Bletchingdon is a village about 3 miles (4.8 km) north of Kidlington and 6 miles (9.7 km) southwest of Bicester.
The village lies on high land just under two miles from the river-bridge over the Cherwell and at the junction of the old London to Worcester road with three by-roads to Weston-on-the Green, Kirtlington and Hampton Poyle..
Bletchingdon parish also includes the hamlets of Enslow and Heathfield about two miles west and east of the village respectively.
The Oxford canal was completed in 1789 and runs through Enslow following the path of the river Cherwell. From 1845 the Oxford and Rugby Railway was built, also through Enslow, where Bletchingdon railway station once stood. This station was closed in 1964.

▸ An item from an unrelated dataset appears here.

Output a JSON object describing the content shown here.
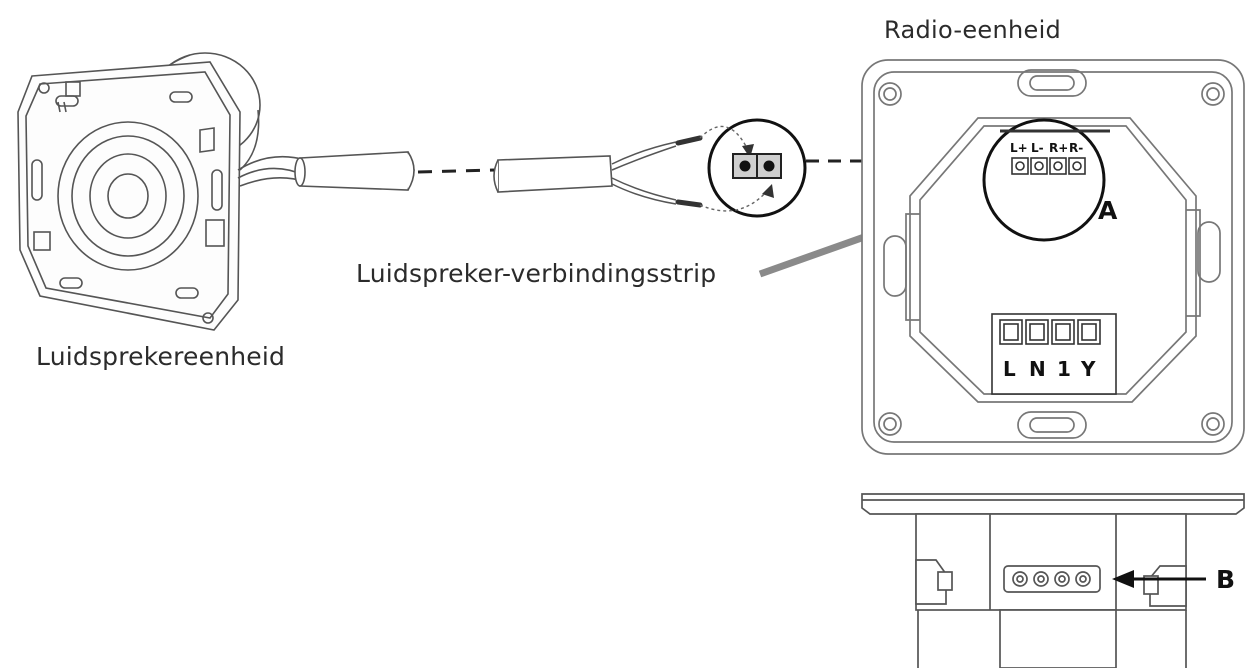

The Village was originally built around a green, but the houses on the north side were pulled down when Bletchingdon park was extended in the 16th century. The village buildings skirting the park wall and near the church are still predominantly 17th or 18th-century in character. Many are built of coursed rubble and many have roofs of Stonesfield slates.
On the south side of the green there was a row of thirteen rubble-stone cottages with slate roofs, built in 1794 but these were condemned in 1952 by the local housing authority. In 1954 this row was reconditioned and converted into seven cottages. These can be seen on the right of the picture above.
The parish church is enclosed within the park, now covering some 70 acres and one time could only be approached by a footpath, which after a struggle in 1795 was declared a right of way. Today it can also be reached by road.